- Gözümün nuru, sana ayna getirdim, ona bakıp yüzünü gördükçe beni hatırlarsın” dedi.
- آینه آوردمت ای روشنی ** تا چو بینی روی خود یادم کنی
- Koynundan aynayı çıkarıp sundu. Güzeller, aynayla meşgul olurlar. 3200
- آینه بیرون کشید او از بغل ** خوب را آیینه باشد مشتغل
- Varlığın aynası nedir? Yokluk. Ahmak değilsen yokluğu ihtiyar et.
- آینهی هستی چه باشد نیستی ** نیستی بر گر تو ابله نیستی
- Varlık, yoklukta görünebilir. Zenginler, yoksula cömertlik edebilirler.

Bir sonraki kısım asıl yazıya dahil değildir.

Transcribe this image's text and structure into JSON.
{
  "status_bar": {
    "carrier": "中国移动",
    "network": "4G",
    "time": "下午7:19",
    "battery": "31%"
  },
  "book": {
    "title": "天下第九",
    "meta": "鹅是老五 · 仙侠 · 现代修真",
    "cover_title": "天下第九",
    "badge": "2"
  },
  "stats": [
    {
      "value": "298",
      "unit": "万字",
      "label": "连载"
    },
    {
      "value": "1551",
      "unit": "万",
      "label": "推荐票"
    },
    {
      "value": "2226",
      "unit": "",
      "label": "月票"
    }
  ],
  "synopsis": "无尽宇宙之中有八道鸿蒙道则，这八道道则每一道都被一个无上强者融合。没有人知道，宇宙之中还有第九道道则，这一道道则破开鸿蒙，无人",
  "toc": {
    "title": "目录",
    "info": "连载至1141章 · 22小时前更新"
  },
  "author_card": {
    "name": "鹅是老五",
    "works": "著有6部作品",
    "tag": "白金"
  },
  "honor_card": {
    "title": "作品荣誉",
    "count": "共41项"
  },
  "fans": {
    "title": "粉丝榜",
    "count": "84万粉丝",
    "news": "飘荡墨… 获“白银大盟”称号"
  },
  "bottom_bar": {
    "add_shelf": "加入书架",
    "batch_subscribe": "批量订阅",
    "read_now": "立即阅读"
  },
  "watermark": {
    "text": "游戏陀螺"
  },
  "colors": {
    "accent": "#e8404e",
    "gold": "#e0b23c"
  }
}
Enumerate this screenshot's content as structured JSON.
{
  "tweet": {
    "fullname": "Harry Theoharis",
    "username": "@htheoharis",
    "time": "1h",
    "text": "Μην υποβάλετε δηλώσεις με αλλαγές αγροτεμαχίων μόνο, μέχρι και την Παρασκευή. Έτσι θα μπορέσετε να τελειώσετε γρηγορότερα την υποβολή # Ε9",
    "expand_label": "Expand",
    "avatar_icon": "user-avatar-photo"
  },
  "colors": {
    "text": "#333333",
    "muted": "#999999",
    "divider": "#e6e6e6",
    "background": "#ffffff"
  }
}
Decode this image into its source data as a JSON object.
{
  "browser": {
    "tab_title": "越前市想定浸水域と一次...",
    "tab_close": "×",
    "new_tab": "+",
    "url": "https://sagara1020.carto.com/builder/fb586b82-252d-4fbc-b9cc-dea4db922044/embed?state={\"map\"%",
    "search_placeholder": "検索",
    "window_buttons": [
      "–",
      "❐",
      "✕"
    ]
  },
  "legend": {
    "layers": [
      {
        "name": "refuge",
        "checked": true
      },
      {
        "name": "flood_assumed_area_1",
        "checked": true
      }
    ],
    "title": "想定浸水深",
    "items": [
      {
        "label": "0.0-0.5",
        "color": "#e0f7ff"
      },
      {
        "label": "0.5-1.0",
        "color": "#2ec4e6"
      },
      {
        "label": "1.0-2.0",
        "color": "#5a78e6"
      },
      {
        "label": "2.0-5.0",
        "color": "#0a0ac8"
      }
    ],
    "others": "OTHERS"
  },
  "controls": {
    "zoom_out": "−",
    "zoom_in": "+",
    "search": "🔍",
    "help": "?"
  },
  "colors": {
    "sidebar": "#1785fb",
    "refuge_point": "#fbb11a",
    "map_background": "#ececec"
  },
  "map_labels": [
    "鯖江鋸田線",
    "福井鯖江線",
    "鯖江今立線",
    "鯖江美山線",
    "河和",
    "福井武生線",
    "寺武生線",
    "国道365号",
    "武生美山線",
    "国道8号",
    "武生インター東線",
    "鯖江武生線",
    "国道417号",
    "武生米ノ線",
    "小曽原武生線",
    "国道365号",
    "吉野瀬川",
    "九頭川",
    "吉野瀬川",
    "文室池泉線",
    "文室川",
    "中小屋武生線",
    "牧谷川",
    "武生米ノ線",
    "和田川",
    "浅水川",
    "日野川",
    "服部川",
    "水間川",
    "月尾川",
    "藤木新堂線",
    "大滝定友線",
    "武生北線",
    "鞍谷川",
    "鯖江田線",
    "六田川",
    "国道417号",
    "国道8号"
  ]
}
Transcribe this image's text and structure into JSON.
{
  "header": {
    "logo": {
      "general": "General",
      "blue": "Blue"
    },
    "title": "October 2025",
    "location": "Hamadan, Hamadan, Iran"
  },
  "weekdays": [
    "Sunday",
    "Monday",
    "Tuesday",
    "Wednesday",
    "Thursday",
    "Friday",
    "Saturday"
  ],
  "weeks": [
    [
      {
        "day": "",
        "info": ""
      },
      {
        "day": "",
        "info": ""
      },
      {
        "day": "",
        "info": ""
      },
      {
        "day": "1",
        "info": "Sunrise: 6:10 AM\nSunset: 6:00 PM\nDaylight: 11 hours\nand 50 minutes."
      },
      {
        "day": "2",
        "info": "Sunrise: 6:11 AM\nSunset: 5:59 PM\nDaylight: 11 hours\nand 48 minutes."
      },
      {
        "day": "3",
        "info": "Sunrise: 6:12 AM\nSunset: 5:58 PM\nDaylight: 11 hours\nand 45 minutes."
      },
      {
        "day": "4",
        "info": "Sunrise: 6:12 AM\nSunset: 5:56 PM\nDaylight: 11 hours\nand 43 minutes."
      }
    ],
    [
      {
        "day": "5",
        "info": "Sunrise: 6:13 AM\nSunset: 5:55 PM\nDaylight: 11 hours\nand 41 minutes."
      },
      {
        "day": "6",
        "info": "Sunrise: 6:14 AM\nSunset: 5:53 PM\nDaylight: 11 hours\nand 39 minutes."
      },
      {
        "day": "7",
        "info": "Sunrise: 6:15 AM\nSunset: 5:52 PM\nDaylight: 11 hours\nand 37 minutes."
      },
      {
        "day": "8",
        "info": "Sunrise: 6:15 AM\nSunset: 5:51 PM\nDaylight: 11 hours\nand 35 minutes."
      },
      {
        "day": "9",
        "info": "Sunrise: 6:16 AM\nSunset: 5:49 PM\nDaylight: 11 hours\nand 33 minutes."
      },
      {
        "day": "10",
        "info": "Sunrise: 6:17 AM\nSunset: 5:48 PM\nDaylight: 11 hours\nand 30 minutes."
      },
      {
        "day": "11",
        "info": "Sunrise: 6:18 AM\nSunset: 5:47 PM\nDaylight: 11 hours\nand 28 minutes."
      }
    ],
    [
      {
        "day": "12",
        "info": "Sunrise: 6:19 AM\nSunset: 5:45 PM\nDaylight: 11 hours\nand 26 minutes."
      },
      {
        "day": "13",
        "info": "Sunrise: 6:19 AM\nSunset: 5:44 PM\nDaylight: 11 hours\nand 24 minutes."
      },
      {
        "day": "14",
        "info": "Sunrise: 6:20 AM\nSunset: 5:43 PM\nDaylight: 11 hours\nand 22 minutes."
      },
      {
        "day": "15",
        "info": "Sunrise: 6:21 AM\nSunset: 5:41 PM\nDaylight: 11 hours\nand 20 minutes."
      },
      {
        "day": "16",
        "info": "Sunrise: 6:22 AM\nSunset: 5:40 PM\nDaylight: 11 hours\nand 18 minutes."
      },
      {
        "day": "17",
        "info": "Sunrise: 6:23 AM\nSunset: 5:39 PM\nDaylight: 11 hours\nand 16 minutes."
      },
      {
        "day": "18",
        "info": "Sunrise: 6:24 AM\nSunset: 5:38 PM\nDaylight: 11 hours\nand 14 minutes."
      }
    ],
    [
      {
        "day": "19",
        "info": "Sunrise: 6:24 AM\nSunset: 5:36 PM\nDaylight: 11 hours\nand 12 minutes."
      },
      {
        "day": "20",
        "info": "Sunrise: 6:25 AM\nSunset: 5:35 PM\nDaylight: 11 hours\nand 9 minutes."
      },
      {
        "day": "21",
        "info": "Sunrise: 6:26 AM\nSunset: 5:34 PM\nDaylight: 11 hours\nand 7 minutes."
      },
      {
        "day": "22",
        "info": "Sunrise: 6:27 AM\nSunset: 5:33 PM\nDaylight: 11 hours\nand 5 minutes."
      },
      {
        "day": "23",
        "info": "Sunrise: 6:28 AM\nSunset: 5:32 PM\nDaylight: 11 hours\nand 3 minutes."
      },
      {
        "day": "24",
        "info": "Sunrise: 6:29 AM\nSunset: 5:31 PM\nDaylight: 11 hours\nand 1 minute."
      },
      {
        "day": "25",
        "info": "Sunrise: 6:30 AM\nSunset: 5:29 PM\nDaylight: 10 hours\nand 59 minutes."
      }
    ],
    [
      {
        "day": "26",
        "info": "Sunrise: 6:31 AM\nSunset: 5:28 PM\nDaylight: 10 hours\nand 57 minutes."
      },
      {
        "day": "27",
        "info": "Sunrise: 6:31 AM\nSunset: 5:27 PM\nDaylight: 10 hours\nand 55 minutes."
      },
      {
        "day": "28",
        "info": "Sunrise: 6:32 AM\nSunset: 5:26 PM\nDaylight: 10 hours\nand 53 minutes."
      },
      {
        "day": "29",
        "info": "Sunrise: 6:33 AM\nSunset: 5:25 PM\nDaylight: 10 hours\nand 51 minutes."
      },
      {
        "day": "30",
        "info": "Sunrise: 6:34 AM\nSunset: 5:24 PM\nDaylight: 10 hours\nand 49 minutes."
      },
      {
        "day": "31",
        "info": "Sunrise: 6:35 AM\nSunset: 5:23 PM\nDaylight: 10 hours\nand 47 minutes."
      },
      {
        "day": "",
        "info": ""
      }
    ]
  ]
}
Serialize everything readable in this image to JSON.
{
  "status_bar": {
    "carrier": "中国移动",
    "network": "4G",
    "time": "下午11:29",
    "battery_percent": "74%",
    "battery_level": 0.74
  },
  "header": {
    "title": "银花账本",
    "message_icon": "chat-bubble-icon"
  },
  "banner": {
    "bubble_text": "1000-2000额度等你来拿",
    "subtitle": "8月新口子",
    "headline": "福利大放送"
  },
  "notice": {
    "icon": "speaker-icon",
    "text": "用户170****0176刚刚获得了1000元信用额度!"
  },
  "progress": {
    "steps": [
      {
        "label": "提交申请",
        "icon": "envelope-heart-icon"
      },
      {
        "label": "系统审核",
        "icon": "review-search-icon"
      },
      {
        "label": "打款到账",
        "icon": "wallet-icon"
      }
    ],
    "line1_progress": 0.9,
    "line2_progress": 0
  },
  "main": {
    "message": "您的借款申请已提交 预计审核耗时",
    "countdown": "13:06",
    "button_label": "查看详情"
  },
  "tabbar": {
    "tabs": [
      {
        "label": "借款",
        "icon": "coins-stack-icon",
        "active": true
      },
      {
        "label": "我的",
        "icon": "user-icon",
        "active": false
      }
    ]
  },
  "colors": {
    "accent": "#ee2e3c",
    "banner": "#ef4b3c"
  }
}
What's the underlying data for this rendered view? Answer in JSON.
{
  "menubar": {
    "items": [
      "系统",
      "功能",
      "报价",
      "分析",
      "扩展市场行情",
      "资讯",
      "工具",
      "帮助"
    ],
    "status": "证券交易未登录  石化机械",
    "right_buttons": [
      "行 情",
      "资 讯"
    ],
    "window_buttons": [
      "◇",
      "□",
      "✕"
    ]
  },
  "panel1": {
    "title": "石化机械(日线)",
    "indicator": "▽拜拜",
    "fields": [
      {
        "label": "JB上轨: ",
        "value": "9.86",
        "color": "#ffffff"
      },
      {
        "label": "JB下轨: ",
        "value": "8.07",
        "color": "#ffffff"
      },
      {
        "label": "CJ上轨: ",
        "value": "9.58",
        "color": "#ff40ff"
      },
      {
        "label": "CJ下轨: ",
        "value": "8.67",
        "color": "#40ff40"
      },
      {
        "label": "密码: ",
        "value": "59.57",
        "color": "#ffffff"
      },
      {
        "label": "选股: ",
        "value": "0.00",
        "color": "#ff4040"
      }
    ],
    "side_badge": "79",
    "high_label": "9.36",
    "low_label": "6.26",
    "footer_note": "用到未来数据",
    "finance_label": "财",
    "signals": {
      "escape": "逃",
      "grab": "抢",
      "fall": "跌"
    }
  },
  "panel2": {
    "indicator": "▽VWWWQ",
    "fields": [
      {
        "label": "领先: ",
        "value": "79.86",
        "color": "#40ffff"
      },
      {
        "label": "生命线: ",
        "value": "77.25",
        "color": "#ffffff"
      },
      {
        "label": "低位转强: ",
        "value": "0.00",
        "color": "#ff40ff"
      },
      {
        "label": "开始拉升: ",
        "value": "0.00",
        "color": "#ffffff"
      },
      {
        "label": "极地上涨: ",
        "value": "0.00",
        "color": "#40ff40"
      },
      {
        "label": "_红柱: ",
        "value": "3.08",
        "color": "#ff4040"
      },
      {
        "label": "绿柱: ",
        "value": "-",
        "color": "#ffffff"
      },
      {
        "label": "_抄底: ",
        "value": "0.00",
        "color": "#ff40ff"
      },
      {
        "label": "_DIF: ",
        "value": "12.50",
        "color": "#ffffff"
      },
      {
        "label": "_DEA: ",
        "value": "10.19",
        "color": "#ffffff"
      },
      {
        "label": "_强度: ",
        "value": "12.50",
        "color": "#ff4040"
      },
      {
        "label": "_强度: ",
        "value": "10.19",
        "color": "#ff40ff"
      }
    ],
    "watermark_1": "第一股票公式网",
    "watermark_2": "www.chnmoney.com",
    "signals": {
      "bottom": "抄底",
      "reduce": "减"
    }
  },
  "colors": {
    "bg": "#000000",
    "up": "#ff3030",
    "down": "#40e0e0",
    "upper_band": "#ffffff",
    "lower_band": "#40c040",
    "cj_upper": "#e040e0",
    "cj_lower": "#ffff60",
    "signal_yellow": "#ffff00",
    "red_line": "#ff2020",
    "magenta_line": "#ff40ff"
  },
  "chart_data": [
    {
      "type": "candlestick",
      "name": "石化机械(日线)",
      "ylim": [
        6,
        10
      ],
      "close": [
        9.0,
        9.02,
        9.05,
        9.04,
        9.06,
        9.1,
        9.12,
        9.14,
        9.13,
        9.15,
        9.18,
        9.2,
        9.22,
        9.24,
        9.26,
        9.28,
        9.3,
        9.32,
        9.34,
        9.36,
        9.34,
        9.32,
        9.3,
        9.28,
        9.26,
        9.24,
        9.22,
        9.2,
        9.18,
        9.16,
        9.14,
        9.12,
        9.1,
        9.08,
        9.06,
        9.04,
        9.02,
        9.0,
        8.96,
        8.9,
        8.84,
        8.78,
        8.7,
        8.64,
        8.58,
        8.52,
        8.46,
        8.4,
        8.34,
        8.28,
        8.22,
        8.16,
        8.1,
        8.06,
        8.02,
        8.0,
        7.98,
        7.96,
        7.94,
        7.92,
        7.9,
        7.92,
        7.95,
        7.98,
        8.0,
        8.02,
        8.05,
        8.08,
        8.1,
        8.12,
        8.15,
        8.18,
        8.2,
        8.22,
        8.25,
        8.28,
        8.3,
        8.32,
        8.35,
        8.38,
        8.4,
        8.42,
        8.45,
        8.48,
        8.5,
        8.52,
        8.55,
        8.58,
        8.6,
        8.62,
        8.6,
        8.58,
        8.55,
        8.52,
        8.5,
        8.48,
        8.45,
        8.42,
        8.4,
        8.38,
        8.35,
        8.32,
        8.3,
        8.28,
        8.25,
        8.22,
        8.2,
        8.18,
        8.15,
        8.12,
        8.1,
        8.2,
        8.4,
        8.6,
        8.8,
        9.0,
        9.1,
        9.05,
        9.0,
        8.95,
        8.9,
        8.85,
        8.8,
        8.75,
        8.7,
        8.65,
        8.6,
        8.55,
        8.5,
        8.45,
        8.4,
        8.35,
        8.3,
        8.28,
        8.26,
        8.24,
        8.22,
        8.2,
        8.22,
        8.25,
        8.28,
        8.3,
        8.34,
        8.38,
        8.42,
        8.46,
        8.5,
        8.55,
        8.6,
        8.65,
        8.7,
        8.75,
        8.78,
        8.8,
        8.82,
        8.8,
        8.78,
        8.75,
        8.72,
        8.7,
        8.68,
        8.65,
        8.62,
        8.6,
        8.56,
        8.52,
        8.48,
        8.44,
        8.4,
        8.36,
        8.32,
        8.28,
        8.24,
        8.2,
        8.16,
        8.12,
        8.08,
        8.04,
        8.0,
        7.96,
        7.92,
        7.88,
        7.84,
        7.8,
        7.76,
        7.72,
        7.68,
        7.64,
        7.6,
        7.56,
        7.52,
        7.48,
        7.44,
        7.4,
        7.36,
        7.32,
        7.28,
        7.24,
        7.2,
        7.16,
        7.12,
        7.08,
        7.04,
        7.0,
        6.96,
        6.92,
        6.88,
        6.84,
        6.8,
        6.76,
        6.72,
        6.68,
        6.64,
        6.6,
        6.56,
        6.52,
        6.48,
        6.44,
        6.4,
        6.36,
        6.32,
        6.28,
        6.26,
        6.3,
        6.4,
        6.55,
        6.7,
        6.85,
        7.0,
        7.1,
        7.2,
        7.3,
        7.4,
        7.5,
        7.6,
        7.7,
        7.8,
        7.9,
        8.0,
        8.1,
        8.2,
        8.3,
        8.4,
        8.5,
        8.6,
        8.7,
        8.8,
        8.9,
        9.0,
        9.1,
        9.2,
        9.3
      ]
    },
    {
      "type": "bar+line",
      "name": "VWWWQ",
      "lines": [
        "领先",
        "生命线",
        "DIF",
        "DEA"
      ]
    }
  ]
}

- هستی اندر نیستی بتوان نمود ** مال داران بر فقیر آرند جود
- Ekmeğin saf aynası açtır; kav da çakmak taşının aynasıdır.
- آینهی صافی نان خود گرسنه ست ** سوخته هم آینهی آتش زنه ست
- Bir yerde yokluk ve noksan oldu mu...bu, bütün sanatların güzelliğine aynadır.
- نیستی و نقص هر جایی که خاست ** آینهی خوبی جملهی پیشههاست
- Elbise biçilmiş, dikilmiş olursa terzinin mahareti görünebilir mi? 3205
- چون که جامه چست و دوزیده بود ** مظهر فرهنگ درزی چون شود
- Budaklar yontulmamış olmalı ki marangoz onu yontsun, rendelesin... Ondan asla, yahut fer’e ait bir şey yapsın.
- ناتراشیده همیباید جذوع ** تا دروگر اصل سازد یا فروع
- Usta kırıkçı nerede ayağı kırılmış varsa oraya gider.
- خواجهی اشکسته بند آن جا رود ** که در آن جا پای اشکسته بود
- Hasta ve arık kişi olmazsa tıp sanatının güzelliği nasıl görünür?